Alexander Nikolsky absolvierte die staatliche Kulturuniversität Kemerowo, das Institut für Fotoabteilung, das Labor des Festivals Presence 2018, das Labor des Friedenszentrums „Neue Landschaft“ des Museumszentrums, das Labor der Schule für zeitgenössische Kunst in Wladiwostok. Erstellung von Ausstellungen: vom Wortschatz bis zum Design . " Teilnahme an der Biennale des XIII. Krasnojarsk-Museums (Krasnojarsk); Fotopreis der Macher von Sibirien (Omsk); „48 Stunden Nowosibirsk“ (Nowosibirsk); Präsenz 2019 (St. Petersburg); „Zurückgezogener Alltag“ (Nowosibirsk), Kinokommunalka (Deutschland). Unterrichtet einen Kurs in Projektfotografie am Kemerovo State Institute of Culture.
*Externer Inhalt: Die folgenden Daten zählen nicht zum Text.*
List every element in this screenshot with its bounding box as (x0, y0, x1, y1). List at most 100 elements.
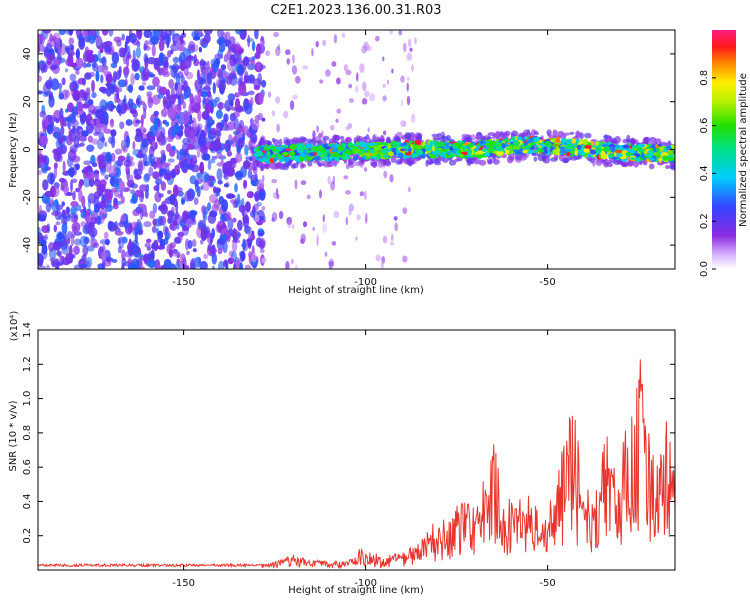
spectrogram-cell (163, 237, 169, 245)
spectrogram-cell (407, 76, 410, 81)
spectrogram-cell (622, 144, 630, 149)
spectrogram-cell (649, 158, 655, 161)
spectrogram-cell (424, 145, 433, 152)
spectrogram-cell (285, 148, 292, 151)
spectrogram-cell (645, 158, 649, 162)
spectrogram-cell (294, 179, 298, 190)
spectrogram-cell (342, 152, 346, 158)
spectrogram-cell (251, 166, 257, 171)
spectrogram-cell (256, 43, 262, 56)
spectrogram-cell (160, 153, 167, 164)
spectrogram-cell (38, 239, 48, 245)
spectrogram-cell (247, 90, 255, 96)
spectrogram-cell (121, 33, 125, 41)
spectrogram-cell (104, 238, 110, 246)
spectrogram-cell (194, 79, 199, 90)
spectrogram-cell (117, 103, 121, 112)
spectrogram-cell (104, 189, 112, 201)
spectrogram-cell (414, 37, 417, 45)
spectrogram-cell (205, 136, 214, 144)
spectrogram-cell (75, 69, 80, 75)
spectrogram-cell (65, 68, 68, 73)
spectrogram-cell (216, 168, 223, 181)
spectrogram-cell (73, 80, 80, 91)
spectrogram-cell (218, 79, 226, 92)
spectrogram-cell (656, 148, 660, 153)
spectrogram-cell (477, 150, 484, 155)
spectrogram-cell (382, 83, 386, 89)
spectrogram-cell (41, 36, 46, 41)
spectrogram-cell (445, 153, 453, 158)
spectrogram-cell (39, 110, 47, 118)
spectrogram-cell (206, 90, 212, 98)
spectrogram-cell (145, 238, 152, 244)
spectrogram-cell (143, 108, 147, 120)
spectrogram-cell (227, 93, 236, 102)
spectrogram-cell (504, 138, 508, 143)
spectrogram-cell (38, 62, 41, 71)
colorbar-tick-label: 0.2 (699, 213, 710, 229)
spectrogram-cell (85, 256, 93, 268)
spectrogram-cell (246, 191, 254, 199)
spectrogram-cell (224, 211, 232, 221)
spectrogram-cell (335, 118, 339, 123)
spectrogram-cell (197, 109, 202, 122)
spectrogram-x-tick-label: -150 (172, 277, 195, 288)
spectrogram-cell (190, 258, 196, 269)
spectrogram-x-label: Height of straight line (km) (288, 285, 424, 296)
spectrogram-cell (340, 135, 345, 141)
spectrogram-cell (57, 83, 63, 90)
spectrogram-cell (275, 46, 281, 57)
spectrogram-cell (128, 32, 137, 44)
spectrogram-y-ticks: -40 -20 0 20 40 (22, 48, 675, 253)
spectrogram-cell (223, 259, 228, 267)
spectrogram-cell (213, 186, 217, 194)
spectrogram-cell (236, 112, 240, 118)
spectrogram-cell (424, 151, 428, 155)
spectrogram-cell (78, 181, 83, 190)
spectrogram-cell (66, 135, 70, 143)
spectrogram-cell (501, 142, 506, 149)
spectrogram-cell (667, 154, 675, 158)
spectrogram-cell (85, 49, 94, 55)
colorbar-gradient (712, 30, 736, 269)
spectrogram-cell (315, 41, 319, 48)
spectrogram-cell (203, 253, 209, 260)
spectrogram-cell (238, 123, 242, 128)
spectrogram-cell (39, 135, 49, 147)
spectrogram-cell (135, 119, 141, 124)
spectrogram-cell (581, 144, 586, 150)
spectrogram-cell (330, 144, 335, 148)
spectrogram-cell (256, 179, 265, 192)
spectrogram-cell (186, 111, 192, 116)
spectrogram-cell (408, 160, 413, 167)
spectrogram-cell (608, 153, 615, 158)
spectrogram-cell (191, 117, 197, 129)
spectrogram-cell (403, 42, 407, 53)
spectrogram-cell (328, 260, 334, 267)
spectrogram-cell (409, 47, 413, 52)
spectrogram-cell (631, 139, 637, 145)
spectrogram-cell (553, 130, 560, 137)
spectrogram-cell (128, 104, 134, 110)
spectrogram-cell (85, 62, 92, 68)
spectrogram-cell (204, 173, 211, 182)
spectrogram-cell (425, 153, 429, 157)
spectrogram-cell (152, 76, 160, 87)
spectrogram-cell (380, 260, 384, 269)
spectrogram-cell (100, 168, 106, 173)
spectrogram-cell (177, 161, 184, 169)
spectrogram-cell (143, 53, 149, 64)
spectrogram-cell (226, 140, 235, 145)
spectrogram-cell (110, 129, 117, 137)
spectrogram-cell (273, 158, 277, 163)
spectrogram-cell (159, 265, 164, 269)
colorbar: 0.0 0.2 0.4 0.6 0.8 Normalized spectral ampl… (699, 30, 749, 277)
spectrogram-cell (151, 44, 156, 57)
spectrogram-cell (86, 144, 95, 152)
spectrogram-cell (158, 193, 164, 198)
spectrogram-cell (654, 138, 662, 144)
spectrogram-cell (167, 158, 175, 163)
spectrogram-cell (601, 158, 609, 165)
spectrogram-cell (494, 130, 501, 139)
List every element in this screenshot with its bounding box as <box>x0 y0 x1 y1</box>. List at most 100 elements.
Simon Menner ist Mitglied des Deutschen Fotografenverbandes (DGPh), Master of Foreign Affairs (2007) der Universität der Künste Berlin. Studierte an der Schule des Art Institute of Chicago. Teilnahme an Einzel- und Gruppenausstellungen im Museum für zeitgenössische Fotografie von Chicago, im Anchorage Museum, im Berliner Museum für Fotografie, im NRW Forum Düsseldorf, im Benaki Museum in Athen, im Bauhaus Museum in Weimar, in der Galeria Bunkier Sztuki Krakow und in der Lubumbashi Biennale.

Sonia Braas wurde an der Fachhochschule Dortmund ausgebildet und studierte an der Universität Siegen und der School of Visual Arts in New York. Sie nahm an Einzel- und Gruppenausstellungen in der Schweiz, in Deutschland, Österreich, Holland, Frankreich, Belgien, USA, Italien, Großbritannien, Russland und Griechenland teil.

Maksim Sher arbeitete zunächst als Fotojournalist, nahm dann Kunstfotografie, Installation und Video auf und führte Aufträge für internationale Print- und Online-Publikationen aus. Teilnahme an Einzel- und Gruppenausstellungen im Moskauer Museum für Moderne Kunst, im Moskauer Architekturmuseum, in der Triumph Gallery und in der Calvert22 Gallery. Autor einer Reihe von Kunstbüchern und Magazinen.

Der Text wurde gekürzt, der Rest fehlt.